The March 2021 budget was, unsurprisingly, focused on the financial aftermath of COVID19.  There was, however, still plenty of interesting news for the transport sector.  Here’s a quick round-up of the main points.

Fuel duty was frozen (again)

Given that fuel duty has been frozen since 2009, any rise would probably have been major news.  Realistically, it had to be a possibility.  Firstly, the government needs to find a way to cover the cost of the Coronavirus.  Secondly, the government has committed to making the UK carbon-neutral by 2050.

On the other hand, 2050 is still (almost) 30 years away.  Right now, heavier vehicles simply cannot function on electricity.  Even if it is technically possible, the UK is a long way off having the charging infrastructure to make it a practical reality.

What’s more, the pandemic has disrupted public transport.  This may have left some people with little option but to rely on personal vehicles, especially if they are in at-risk groups.  Of course, this may change in future.  In fact, at a rail-industry conference, Boris Johnson indicated that he expected commuting to resume in fairly short order.

This means that fuel duty may well be targeted in a future budget.  For the time being, however, the government’s share of fuel prices will stay the same.

No explicit news on electric infrastructure

The chancellor did not give any explicit news on the government’s plans regarding either developing charging infrastructure or implementing ALKS.  There were, however, a couple of possible hints.

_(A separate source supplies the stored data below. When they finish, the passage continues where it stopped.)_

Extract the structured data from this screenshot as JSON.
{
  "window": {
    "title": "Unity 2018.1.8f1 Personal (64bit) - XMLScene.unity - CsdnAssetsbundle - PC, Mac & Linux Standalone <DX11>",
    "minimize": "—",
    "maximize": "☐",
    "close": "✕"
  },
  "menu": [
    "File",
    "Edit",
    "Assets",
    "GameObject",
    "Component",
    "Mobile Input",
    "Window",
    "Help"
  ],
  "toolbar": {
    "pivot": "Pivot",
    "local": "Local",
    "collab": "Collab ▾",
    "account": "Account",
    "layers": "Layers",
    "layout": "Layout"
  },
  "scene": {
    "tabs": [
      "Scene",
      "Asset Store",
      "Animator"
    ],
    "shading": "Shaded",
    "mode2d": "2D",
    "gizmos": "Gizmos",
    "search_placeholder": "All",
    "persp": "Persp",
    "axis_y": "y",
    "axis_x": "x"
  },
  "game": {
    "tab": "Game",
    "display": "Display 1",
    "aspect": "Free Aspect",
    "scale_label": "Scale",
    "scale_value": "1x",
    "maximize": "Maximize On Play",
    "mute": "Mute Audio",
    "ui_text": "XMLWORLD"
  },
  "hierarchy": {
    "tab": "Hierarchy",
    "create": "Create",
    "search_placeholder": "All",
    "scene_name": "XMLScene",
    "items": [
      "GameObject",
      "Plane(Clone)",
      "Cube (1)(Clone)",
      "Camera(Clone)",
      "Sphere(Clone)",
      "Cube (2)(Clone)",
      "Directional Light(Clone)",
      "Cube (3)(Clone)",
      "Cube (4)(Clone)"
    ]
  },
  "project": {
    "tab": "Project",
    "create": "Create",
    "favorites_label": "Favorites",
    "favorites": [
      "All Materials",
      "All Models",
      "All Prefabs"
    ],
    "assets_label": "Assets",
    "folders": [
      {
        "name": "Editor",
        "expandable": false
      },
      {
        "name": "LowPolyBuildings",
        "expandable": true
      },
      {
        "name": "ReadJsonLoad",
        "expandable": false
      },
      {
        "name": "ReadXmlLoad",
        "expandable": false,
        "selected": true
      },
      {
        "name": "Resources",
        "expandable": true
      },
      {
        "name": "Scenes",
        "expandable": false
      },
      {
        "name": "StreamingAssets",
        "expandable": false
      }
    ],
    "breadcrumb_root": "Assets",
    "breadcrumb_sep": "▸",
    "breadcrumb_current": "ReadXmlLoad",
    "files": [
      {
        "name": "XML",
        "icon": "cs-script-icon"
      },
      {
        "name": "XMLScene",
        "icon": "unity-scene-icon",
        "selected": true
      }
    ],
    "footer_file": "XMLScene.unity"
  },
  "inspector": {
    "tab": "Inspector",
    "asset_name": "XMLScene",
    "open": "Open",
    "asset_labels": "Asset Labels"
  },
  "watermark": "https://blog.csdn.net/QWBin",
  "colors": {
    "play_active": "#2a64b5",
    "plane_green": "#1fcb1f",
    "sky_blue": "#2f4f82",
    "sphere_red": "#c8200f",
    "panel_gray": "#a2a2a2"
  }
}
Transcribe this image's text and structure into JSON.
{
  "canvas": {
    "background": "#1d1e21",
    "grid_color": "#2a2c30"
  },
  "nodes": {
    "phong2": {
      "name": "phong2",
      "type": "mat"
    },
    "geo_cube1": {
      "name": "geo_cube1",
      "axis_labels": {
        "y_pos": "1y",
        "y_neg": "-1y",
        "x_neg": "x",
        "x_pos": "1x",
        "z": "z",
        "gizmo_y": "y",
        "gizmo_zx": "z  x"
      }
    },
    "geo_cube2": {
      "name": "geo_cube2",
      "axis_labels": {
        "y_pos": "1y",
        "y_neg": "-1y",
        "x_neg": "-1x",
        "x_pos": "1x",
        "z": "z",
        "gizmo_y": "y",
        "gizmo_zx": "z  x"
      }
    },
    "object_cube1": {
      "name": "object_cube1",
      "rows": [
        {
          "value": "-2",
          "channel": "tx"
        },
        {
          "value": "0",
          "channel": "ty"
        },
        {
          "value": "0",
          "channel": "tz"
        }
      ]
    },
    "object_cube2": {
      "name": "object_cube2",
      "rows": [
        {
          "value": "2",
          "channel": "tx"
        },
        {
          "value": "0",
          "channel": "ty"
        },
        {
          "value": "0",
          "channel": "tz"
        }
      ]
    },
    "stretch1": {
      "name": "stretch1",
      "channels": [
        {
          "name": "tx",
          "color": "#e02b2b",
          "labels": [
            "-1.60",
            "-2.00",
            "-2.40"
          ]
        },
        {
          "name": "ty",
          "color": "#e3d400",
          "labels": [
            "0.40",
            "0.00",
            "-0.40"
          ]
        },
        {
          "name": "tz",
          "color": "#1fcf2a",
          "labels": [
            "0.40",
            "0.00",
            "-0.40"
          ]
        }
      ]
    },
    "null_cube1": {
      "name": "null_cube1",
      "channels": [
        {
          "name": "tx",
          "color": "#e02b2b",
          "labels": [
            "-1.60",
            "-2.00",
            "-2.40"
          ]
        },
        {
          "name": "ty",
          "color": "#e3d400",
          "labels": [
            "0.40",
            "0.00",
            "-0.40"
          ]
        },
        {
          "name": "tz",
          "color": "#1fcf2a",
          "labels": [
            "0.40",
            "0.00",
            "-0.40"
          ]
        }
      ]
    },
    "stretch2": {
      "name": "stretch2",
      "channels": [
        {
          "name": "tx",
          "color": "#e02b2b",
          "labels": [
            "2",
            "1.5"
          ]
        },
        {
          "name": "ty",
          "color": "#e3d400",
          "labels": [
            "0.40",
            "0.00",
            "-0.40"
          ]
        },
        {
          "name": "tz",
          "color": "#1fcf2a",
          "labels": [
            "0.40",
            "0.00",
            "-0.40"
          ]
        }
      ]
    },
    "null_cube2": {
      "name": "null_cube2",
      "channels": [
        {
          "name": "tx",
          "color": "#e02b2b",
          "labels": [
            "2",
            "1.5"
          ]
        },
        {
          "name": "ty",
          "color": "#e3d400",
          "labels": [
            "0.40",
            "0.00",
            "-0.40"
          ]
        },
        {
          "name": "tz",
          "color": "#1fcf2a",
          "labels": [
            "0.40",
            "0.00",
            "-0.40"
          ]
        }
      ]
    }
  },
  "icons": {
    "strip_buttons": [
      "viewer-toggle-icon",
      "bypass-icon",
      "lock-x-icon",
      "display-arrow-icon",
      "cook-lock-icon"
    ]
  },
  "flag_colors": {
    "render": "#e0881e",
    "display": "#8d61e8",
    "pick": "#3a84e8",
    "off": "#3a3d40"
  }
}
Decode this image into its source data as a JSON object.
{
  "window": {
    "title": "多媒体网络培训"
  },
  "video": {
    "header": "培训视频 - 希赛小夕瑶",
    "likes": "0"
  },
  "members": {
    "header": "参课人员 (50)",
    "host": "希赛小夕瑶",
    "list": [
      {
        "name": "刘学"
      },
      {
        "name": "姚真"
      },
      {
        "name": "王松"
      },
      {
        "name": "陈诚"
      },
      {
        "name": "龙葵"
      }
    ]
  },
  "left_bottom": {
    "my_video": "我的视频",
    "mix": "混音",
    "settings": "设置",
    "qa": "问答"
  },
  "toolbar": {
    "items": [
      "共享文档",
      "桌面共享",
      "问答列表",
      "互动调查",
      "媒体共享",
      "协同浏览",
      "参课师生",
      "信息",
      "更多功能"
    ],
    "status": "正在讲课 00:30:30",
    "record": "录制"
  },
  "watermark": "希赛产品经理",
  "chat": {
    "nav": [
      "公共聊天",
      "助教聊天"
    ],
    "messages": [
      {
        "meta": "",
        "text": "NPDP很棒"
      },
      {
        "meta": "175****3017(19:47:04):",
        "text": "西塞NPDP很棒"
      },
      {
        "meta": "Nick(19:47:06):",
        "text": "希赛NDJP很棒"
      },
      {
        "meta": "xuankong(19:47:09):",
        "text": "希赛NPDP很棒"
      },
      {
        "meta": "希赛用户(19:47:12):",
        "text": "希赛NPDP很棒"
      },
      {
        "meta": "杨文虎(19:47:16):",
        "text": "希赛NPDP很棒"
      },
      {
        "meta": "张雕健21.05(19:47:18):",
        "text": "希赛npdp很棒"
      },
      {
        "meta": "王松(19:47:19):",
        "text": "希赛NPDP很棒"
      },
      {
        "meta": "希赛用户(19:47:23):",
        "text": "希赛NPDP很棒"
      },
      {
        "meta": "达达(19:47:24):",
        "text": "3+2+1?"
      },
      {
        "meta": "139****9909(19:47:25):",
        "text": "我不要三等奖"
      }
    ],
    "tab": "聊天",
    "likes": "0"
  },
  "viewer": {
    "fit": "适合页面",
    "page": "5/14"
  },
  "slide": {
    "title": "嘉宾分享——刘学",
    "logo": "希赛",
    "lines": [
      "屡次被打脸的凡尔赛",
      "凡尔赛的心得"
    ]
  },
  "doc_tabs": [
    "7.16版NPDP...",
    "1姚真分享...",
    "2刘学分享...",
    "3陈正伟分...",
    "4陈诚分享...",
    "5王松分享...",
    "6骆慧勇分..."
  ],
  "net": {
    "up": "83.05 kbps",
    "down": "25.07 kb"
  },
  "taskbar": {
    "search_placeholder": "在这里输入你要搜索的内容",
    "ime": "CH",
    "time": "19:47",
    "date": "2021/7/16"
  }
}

Firstly there was the announcement of a new “infrastructure bank”.  This will have 12b in capital and will be tasked with helping to fund up to £40b of public and private infrastructure projects.  Secondly, there was the introduction of new NS&I “green bonds”.  These are specifically to help the government meet its carbon target and so could feasibly be used to finance the development of electric infrastructure.

Support for hydrogen fuel

The government did pledge £4.8m for the creation of a hydrogen hub in Holyhead.  This is, however, dependent on a business case being approved.

HS2 is still go

This is unlikely to be a surprise, given that the government has had ample opportunity to cancel it.  Only time will tell how much the final bill will be.  The government has, however, committed £50m to develop proposals to improve the transport facilities around Birmingham Interchange Station.

There is also money for various smaller rail projects including £59m for five new stations in the West Midlands, over £40m restart passenger services on the Okehampton-Exeter line and up to £30m for a rolling stock and infrastructure testing complex in Wales.

Project Speed announced

The construction of the A66 Trans-Pennine upgrade should now begin in 2024 thanks to £135m in development funding.  It is due to be completed within five years rather than ten as originally planned.  There was also substantial funding for areas outside London.  Scotland, Wales and NI received £1.2b, £740m and £410m respectively, plus there is a £1 fund to support regeneration throughout England.

At present, it is unclear how much of this (technically if any) will be spent on improving transport infrastructure.  It does, however, seem reasonable to assume that at least a portion of it will be used for this purpose.

Eight new freeports

Putting it mildly, the UK’s departure from the EU has led to challenges at ports.  There are basically only two ways to address these.  One is to make procedures more efficient.  The other is to create more space for them to happen so any delays have less of an impact.

The creation of eight new freeports should hopefully help with the latter goal.  The new freeports are due to be at East Midlands Airport, Felixstowe and Harwich, Humber, Liverpool City Region, Plymouth, Solent, Thames and Teesside.